Universal (100% should have)

  • Welcome
  • Cart Abandonment
  • Browse Abandonment

High-RPS upside

  • Loyalty / Referral
  • Back in Stock
  • Replenishment
  • Birthday / Anniversary

Why this matters

Most retention programs we audit have Welcome, Cart Abandonment, and Browse Abandonment locked in. They're universal because they're obvious. The gap shows up in the next tier — the niche flows that have high RPS but require deeper Klaviyo work, product-feed integrations (Back in Stock), or program design (Loyalty / Referral, Replenishment).

The under-built flows are typically built one at a time by a senior lifecycle marketer or agency. They're where the second 10% of email revenue lift typically lives, after the obvious flows are already optimized.

What to do Monday

  1. Audit your flow library. Check which of the universal three (Welcome, Cart Abandonment, Browse Abandonment) you have live. If any are missing, build first.
  2. Identify the highest-RPS flow you're not running. Back in Stock if you have out-of-stock SKUs. Loyalty / Referral if you have repeat customers. Replenishment if you sell consumables.
  3. Build one flow this quarter. Not five. Pick the one with the highest expected return given your catalog and customer base, and ship it well.
  4. Measure RPS, not total revenue, on the new flow. Total revenue is misleading because it depends on send volume. RPS tells you if the flow is earning its slot.

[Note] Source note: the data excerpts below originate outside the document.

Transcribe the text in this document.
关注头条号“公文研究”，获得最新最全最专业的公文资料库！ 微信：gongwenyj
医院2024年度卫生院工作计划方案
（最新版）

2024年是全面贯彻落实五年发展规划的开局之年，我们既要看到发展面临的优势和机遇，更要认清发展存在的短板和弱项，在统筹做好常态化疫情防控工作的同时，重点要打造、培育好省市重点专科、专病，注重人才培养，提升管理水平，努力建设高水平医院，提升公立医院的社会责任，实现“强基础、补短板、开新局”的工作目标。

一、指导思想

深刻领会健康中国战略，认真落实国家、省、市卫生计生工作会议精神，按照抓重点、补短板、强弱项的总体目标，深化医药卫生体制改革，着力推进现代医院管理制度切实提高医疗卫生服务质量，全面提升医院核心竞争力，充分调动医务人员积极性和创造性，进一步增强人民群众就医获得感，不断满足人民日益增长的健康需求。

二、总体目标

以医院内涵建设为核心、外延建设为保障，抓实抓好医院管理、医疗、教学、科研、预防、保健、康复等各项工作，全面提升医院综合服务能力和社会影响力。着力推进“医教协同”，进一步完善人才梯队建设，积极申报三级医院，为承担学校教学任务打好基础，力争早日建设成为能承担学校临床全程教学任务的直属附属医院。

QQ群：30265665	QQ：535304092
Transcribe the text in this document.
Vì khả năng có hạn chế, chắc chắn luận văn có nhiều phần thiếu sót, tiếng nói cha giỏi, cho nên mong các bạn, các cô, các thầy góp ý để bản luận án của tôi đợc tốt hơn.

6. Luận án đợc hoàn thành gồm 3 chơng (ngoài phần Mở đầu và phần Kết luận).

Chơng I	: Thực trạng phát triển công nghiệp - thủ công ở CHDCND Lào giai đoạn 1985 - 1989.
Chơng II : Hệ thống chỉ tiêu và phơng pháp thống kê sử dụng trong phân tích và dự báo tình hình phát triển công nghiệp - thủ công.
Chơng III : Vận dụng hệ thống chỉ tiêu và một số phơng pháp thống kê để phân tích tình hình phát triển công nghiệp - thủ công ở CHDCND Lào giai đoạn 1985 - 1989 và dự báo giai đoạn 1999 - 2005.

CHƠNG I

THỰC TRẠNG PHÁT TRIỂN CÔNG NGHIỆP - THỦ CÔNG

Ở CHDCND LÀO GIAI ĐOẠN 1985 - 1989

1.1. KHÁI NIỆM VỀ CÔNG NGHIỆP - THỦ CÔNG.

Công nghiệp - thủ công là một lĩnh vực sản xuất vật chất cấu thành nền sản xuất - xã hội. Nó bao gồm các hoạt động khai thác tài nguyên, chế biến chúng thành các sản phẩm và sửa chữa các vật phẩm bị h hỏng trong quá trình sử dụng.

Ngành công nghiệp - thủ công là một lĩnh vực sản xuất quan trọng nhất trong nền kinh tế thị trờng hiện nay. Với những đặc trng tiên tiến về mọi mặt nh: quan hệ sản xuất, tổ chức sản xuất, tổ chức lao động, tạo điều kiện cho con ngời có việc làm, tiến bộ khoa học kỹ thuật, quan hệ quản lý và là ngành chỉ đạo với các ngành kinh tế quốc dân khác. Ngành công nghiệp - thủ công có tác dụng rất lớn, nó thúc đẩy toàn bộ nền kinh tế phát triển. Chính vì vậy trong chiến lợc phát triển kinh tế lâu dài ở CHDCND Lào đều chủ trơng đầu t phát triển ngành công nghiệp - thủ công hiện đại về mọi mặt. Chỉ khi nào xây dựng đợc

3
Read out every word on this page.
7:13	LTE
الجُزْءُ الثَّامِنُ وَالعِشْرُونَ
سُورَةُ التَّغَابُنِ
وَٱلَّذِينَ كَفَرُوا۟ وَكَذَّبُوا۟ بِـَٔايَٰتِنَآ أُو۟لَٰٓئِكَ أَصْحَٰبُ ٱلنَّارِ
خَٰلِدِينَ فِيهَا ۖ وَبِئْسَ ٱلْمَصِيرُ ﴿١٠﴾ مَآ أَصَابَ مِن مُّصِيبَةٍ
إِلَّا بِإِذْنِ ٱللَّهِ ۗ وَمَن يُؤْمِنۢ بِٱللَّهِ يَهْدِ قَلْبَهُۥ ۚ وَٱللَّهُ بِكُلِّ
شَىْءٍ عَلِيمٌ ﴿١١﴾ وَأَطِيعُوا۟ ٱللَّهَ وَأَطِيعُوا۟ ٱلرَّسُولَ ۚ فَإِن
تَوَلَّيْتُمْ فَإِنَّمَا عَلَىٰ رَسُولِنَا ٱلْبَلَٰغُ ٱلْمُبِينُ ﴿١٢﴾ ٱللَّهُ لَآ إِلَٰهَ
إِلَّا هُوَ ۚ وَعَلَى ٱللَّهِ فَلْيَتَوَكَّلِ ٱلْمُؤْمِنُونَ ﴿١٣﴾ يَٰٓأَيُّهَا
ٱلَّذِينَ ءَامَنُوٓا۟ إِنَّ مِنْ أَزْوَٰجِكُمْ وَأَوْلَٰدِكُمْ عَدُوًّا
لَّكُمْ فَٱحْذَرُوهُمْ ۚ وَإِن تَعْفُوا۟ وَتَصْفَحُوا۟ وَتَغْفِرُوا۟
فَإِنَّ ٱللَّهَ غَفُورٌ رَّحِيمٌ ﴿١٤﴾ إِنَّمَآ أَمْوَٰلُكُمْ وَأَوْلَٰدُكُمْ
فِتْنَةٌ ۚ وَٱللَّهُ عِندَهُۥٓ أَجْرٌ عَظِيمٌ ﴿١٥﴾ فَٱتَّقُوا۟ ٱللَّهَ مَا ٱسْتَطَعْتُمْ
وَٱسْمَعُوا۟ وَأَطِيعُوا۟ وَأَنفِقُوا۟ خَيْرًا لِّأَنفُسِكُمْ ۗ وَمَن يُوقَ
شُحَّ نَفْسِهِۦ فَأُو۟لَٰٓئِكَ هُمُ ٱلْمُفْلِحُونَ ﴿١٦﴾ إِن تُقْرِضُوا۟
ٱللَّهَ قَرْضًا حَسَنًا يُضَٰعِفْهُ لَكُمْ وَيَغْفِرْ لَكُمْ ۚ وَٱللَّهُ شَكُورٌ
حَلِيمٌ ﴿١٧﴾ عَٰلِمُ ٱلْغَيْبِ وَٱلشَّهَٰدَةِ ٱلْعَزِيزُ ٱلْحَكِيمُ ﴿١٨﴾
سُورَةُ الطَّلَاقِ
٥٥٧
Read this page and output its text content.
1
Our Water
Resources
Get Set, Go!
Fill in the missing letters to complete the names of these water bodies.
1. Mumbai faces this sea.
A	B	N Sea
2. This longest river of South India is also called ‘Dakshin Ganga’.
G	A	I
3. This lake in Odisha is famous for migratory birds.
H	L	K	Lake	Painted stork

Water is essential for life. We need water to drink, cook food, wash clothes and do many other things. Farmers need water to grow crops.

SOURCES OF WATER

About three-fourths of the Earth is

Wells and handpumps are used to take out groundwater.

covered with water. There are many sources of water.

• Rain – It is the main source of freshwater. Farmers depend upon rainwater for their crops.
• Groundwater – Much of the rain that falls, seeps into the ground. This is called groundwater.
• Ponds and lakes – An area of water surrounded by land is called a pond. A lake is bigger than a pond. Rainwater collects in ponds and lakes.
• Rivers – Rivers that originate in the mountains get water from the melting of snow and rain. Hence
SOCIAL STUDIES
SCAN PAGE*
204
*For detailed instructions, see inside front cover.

How we use this in our audits at Sweat Pants Agency

The flow audit is the second step in every retention audit we run, after benchmark placement. We map the brand's existing flows against the top 10 RPS categories, flag the gaps, and prioritize by expected revenue impact. Most brands have 3-4 flows live. Best-in-class brands have 8-12. The gap is usually the biggest single retention lever available in the first 90 days.